The autonomic reflex screen includes the quantitative sudomotor axon reflex tests of cardiovagal function (heart rate variability and Valsalva ratio), and tests of adrenergic reflex function (beat-to-beat blood pressure and heart rate responses to the Valsalva maneuver and HUT). The 24-hour urinary sodium helps determine if the patient is drinking enough fluids and ingesting enough salt. Urine volume of 1500 to 2500 mL in 24 hours indicates adequate fluid intake, while urinary sodium excretion of more than 170 mmol/24 hours indicates adequate salt intake.61

The diagnosis of NOH should consider 2 variants: initial and delayed OH.1 In initial OH, a transient drop in blood pressure (≥40 mm Hg SBP or ≥20 mm Hg DBP) occurs within about 15 seconds of standing. Initial OH can cause syncope and may be caused by a transient mismatch between cardiac output and peripheral vascular resistance. Patients may report that, when standing up quickly, they experience transient orthostatic symptoms and feel normal immedi-ately afterward. Continuous beat-to-beat blood pressure monitoring is used to detect initial OH because blood pressure changes are too fleeting to be detected with auscultatory or oscillometric measurements.62

Delayed OH is defined as a drop in blood pressure that does not occur until after at least 3 minutes of standing.1 One study found that patients with delayed NOH were younger and had smaller drops in blood pressure during the Valsalva maneuver, suggesting that delayed OH may represent earlier or less severe autonomic failure63; however, longitudinal studies have not been performed to confirm this. A study in more than 600 patients undergoing prolonged tilt testing used logistic regression to determine the minimum duration of testing needed to detect delayed OH.64 The study results showed that 30 minutes was long enough to detect delayed OH in patients aged at least 65 years, while 40 minutes was necessary in younger patients.

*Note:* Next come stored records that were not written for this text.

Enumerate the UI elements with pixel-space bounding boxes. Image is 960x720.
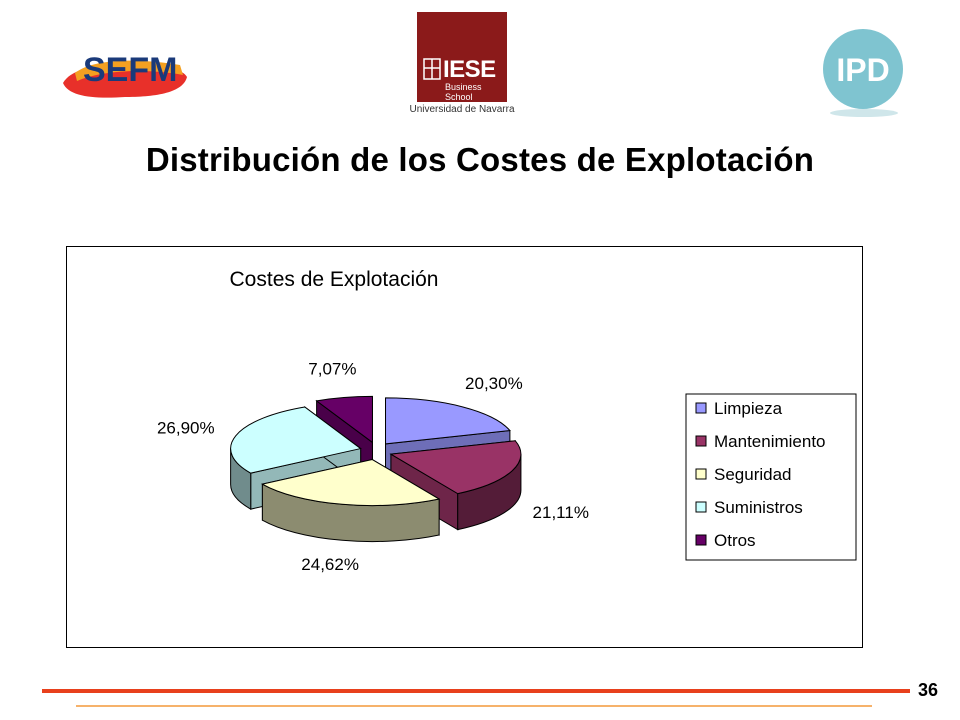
- data-label-suministros: 26,90%: [157, 418, 215, 437]
- legend-swatch-seguridad: [695, 468, 707, 480]
- iese-logo-caption: Universidad de Navarra: [409, 104, 515, 115]
- ipd-logo-text: IPD: [836, 52, 889, 88]
- legend-entry-mantenimiento: Mantenimiento: [714, 432, 826, 451]
- iese-logo: IESE Business School: [417, 12, 507, 102]
- data-label-otros: 7,07%: [308, 359, 356, 378]
- page-title: Distribución de los Costes de Explotació…: [145, 141, 815, 178]
- iese-shield-icon: [423, 58, 441, 80]
- footer-line-primary: [42, 689, 910, 693]
- slice-labels: 20,30% 21,11% 24,62% 26,90% 7,07%: [157, 359, 589, 574]
- chart-legend: Limpieza Mantenimiento Seguridad Suministro…: [685, 393, 857, 561]
- data-label-seguridad: 24,62%: [301, 555, 359, 574]
- legend-entry-limpieza: Limpieza: [714, 399, 783, 418]
- chart-title: Costes de Explotación: [230, 268, 439, 291]
- pie-slice-mantenimiento: [389, 440, 522, 531]
- sefm-logo-text: SEFM: [83, 51, 177, 89]
- legend-swatch-otros: [695, 534, 707, 546]
- footer-line-secondary: [76, 705, 872, 707]
- legend-entry-otros: Otros: [714, 531, 756, 550]
- data-label-mantenimiento: 21,11%: [533, 503, 589, 522]
- pie-slice-seguridad: [261, 458, 441, 543]
- pie-chart: Costes de Explotación 20,30% 21,11% 24,62%…: [157, 268, 857, 574]
- pie-group: [230, 395, 522, 543]
- sefm-logo: SEFM: [63, 51, 187, 98]
- legend-swatch-mantenimiento: [695, 435, 707, 447]
- iese-logo-text: IESE: [443, 56, 496, 83]
- ipd-logo: IPD: [823, 29, 903, 117]
- data-label-limpieza: 20,30%: [465, 374, 523, 393]
- iese-logo-subtext: Business School: [445, 82, 482, 102]
- legend-swatch-suministros: [695, 501, 707, 513]
- page-number: 36: [918, 680, 939, 700]
- legend-entry-seguridad: Seguridad: [714, 465, 792, 484]
- legend-entry-suministros: Suministros: [714, 498, 803, 517]
- legend-swatch-limpieza: [695, 402, 707, 414]
- legend-box: [685, 393, 857, 561]
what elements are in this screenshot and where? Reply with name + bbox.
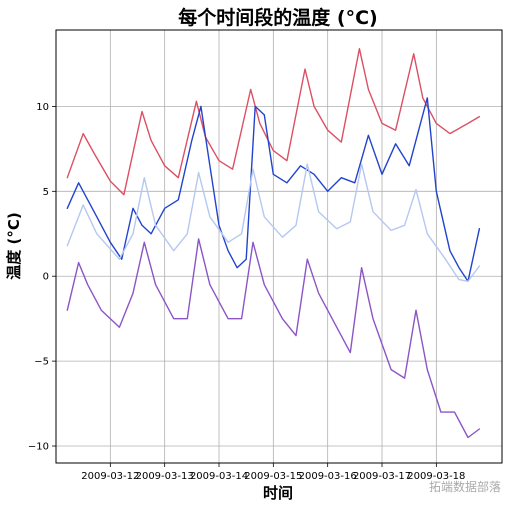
- x-tick-label: 2009-03-14: [190, 471, 248, 482]
- y-tick-label: −10: [28, 442, 49, 453]
- x-tick-label: 2009-03-16: [299, 471, 357, 482]
- series-line-4: [66, 238, 481, 439]
- series-line-3: [66, 163, 481, 282]
- y-tick-label: −5: [34, 357, 49, 368]
- x-tick-label: 2009-03-15: [244, 471, 302, 482]
- plot-area: [56, 30, 502, 463]
- y-tick-label: 0: [43, 272, 49, 283]
- x-tick-label: 2009-03-18: [407, 471, 465, 482]
- series-line-1: [66, 48, 481, 196]
- x-axis: 2009-03-122009-03-132009-03-142009-03-15…: [81, 463, 465, 482]
- y-axis: −10 −5 0 5 10: [28, 102, 56, 453]
- y-axis-label: 温度 (°C): [5, 212, 23, 279]
- plot-frame: [55, 29, 503, 464]
- series-line-2: [66, 97, 481, 282]
- y-tick-label: 5: [43, 187, 49, 198]
- x-tick-label: 2009-03-13: [136, 471, 194, 482]
- watermark: 拓端数据部落: [428, 480, 501, 494]
- x-tick-label: 2009-03-12: [81, 471, 139, 482]
- chart-title: 每个时间段的温度 (°C): [178, 6, 377, 29]
- grid: [56, 30, 502, 463]
- series-group: [66, 48, 481, 439]
- y-tick-label: 10: [36, 102, 49, 113]
- x-axis-label: 时间: [263, 484, 293, 502]
- x-tick-label: 2009-03-17: [353, 471, 411, 482]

Ambulatory blood pressure monitoring (ABPM) can capture the wide fluctuations in blood pressure experienced by patients with NOH. It can help confirm the diagnosis in patients who report OH symptoms but have equivocal blood pressure measurements in the office or on the tilt test.65 ABPM records only blood pressure and not posture, so its utility can be enhanced by documenting the patient’s posture during monitoring.10 It also has a role in the diagnosis and monitoring of SH.66 A study that compared ABPM with office tilt test measurements found that supine office blood pressure values were pre-dictive of nocturnal SH.65 A study that enrolled 74 patients with MSA or PD with and without autonomic failure compared 24-hour ABPM with HUT to diagnose OH.67 Using the standing test during 24-hour ABPM, a reduction in SBP of at least 20 mm Hg had sensitivity and specificity of 82% and 100% (area under the curve 0.91; 95% CI, 0.84-0.98), respectively, in differentiating between patients with and without OH.